Integrated optical components are designed to encompass in particular passive waveguides and active waveguides. In such a component, an active waveguide and a passive waveguide are integrated on a substrate using an end-to-end coupling or "butt coupling" method.
The butt coupling method is in common use for coupling a passive waveguide to an active waveguide. The diagrams in FIGS. 1A to 1C show longitudinal-section views of an integrated optical component during the various steps of the butt coupling method.
That method consists initially in growing a first layer 2 formed of a quaternary material on a substrate 1 to act as a passive waveguide, and in burying it in a second layer 3 formed of InP.
Local etching 4 of the two layers 2 and 3 is then performed using a conventional etching method in a zone reserved for integrating another waveguide that is of the active type.

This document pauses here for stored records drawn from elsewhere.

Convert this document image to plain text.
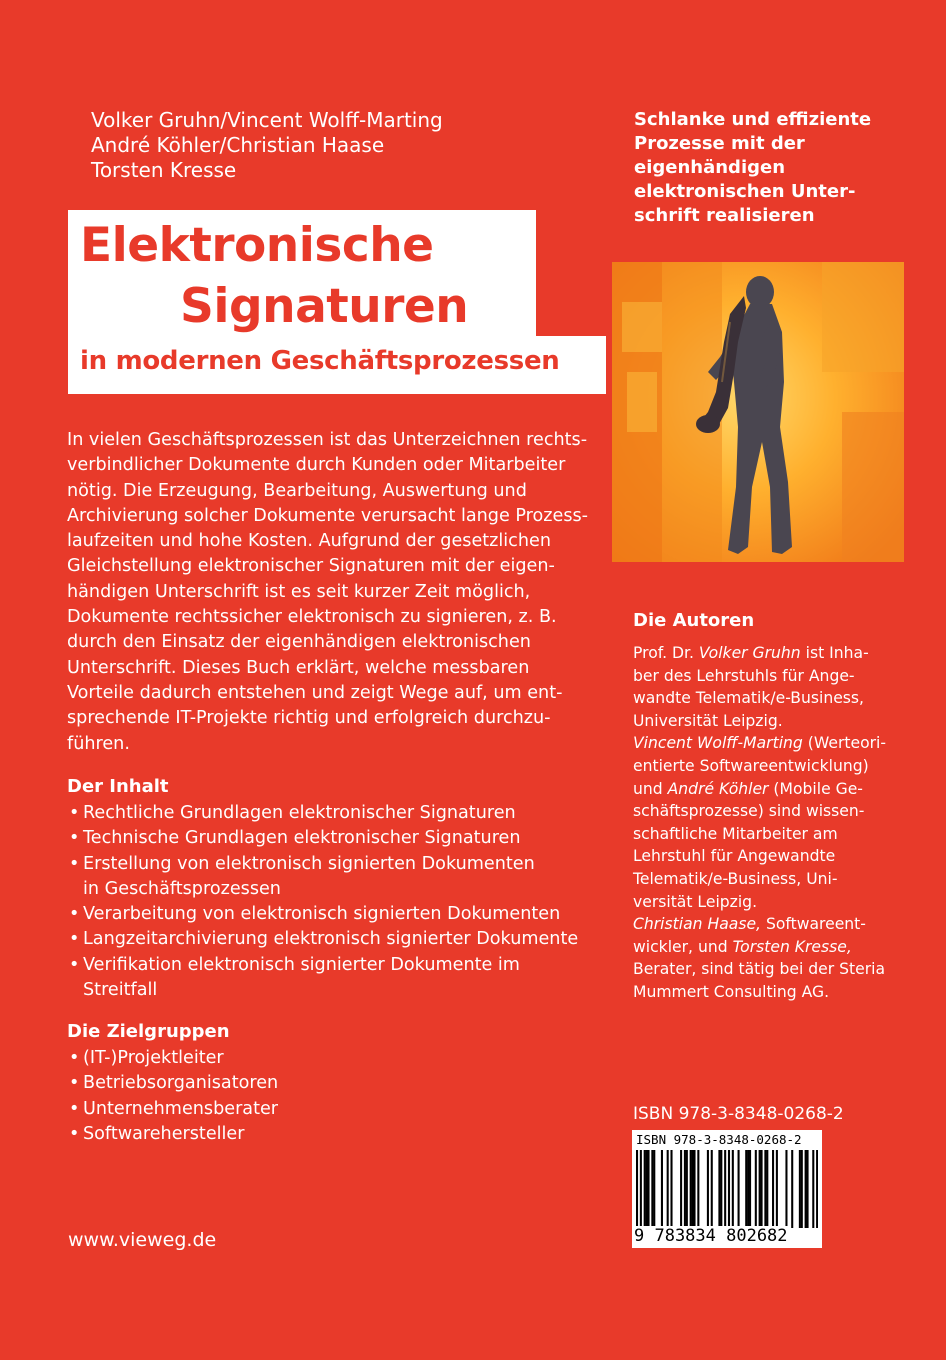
Volker Gruhn/Vincent Wolff-Marting
André Köhler/Christian Haase
Torsten Kresse
Elektronische
Signaturen
in modernen Geschäftsprozessen
Schlanke und effiziente
Prozesse mit der
eigenhändigen
elektronischen Unter-
schrift realisieren
In vielen Geschäftsprozessen ist das Unterzeichnen rechts-
verbindlicher Dokumente durch Kunden oder Mitarbeiter
nötig. Die Erzeugung, Bearbeitung, Auswertung und
Archivierung solcher Dokumente verursacht lange Prozess-
laufzeiten und hohe Kosten. Aufgrund der gesetzlichen
Gleichstellung elektronischer Signaturen mit der eigen-
händigen Unterschrift ist es seit kurzer Zeit möglich,
Dokumente rechtssicher elektronisch zu signieren, z. B.
durch den Einsatz der eigenhändigen elektronischen
Unterschrift. Dieses Buch erklärt, welche messbaren
Vorteile dadurch entstehen und zeigt Wege auf, um ent-
sprechende IT-Projekte richtig und erfolgreich durchzu-
führen.
Der Inhalt
• Rechtliche Grundlagen elektronischer Signaturen
• Technische Grundlagen elektronischer Signaturen
• Erstellung von elektronisch signierten Dokumenten
in Geschäftsprozessen
• Verarbeitung von elektronisch signierten Dokumenten
• Langzeitarchivierung elektronisch signierter Dokumente
• Verifikation elektronisch signierter Dokumente im
Streitfall
Die Zielgruppen
• (IT-)Projektleiter
• Betriebsorganisatoren
• Unternehmensberater
• Softwarehersteller
Die Autoren
Prof. Dr. Volker Gruhn ist Inha-
ber des Lehrstuhls für Ange-
wandte Telematik/e-Business,
Universität Leipzig.
Vincent Wolff-Marting (Werteori-
entierte Softwareentwicklung)
und André Köhler (Mobile Ge-
schäftsprozesse) sind wissen-
schaftliche Mitarbeiter am
Lehrstuhl für Angewandte
Telematik/e-Business, Uni-
versität Leipzig.
Christian Haase, Softwareent-
wickler, und Torsten Kresse,
Berater, sind tätig bei der Steria
Mummert Consulting AG.
www.vieweg.de
ISBN 978-3-8348-0268-2
ISBN 978-3-8348-0268-2
9 783834 802682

By resuming epitaxial growth, it is possible to form the active waveguide. For that purpose, a layer 5 constituting the active waveguide and formed, for example, of a quaternary material is deposited on the substrate 1, in the locally-etched zone 4, and it is then buried in a cladding layer 6 formed, for example, of InP. The structure of the active waveguide 5 is different from the structure of the passive waveguide 2. The coupling interface 7 between the two types of waveguide is referred to as a "butt joint".
That manufacturing method is currently well mastered when the interface is shallow, i.e. when the thicknesses of the two waveguides are of the same order of magnitude, and, in any event, when the thickness of the thicker waveguide does not exceed 1 .mu.m.
However, when the interface is deep, i.e. when the local etching preceding resumption of epitaxial growth is performed over a thickness greater than or equal to 1 .mu.m, difficulties occur, and that manufacturing method becomes difficult to master. For example, such deep-interface structures are formed for integrating a polarization-insensitive waveguide and a semiconductor optical amplifier in a wavelength converter of the Mach-Zehnder type or of the Michelson type.
In an optical component having a deep interface between the passive waveguide and the active waveguide, and manufactured using prior art methods, the propagation modes have the same dimensions in both types of waveguide. Therefore, in theory, the components have no optical losses. That theory is not borne out in practice because large losses appear at the interface 7. Those losses are due to the fact that, after deep etching, epitaxial growth is very difficult to resume without degrading the crystal quality of the material to be deposited. When the crystal quality of the material is affected, light propagation losses appear at the interface between the two types of waveguide, which losses are greater than one dB and can reach much higher values (a few tens of dB).
In addition, since epitaxial growth is not resumed under good conditions, it is very difficult to align the passive waveguide and the active waveguide correctly, the two waveguides having very different thicknesses.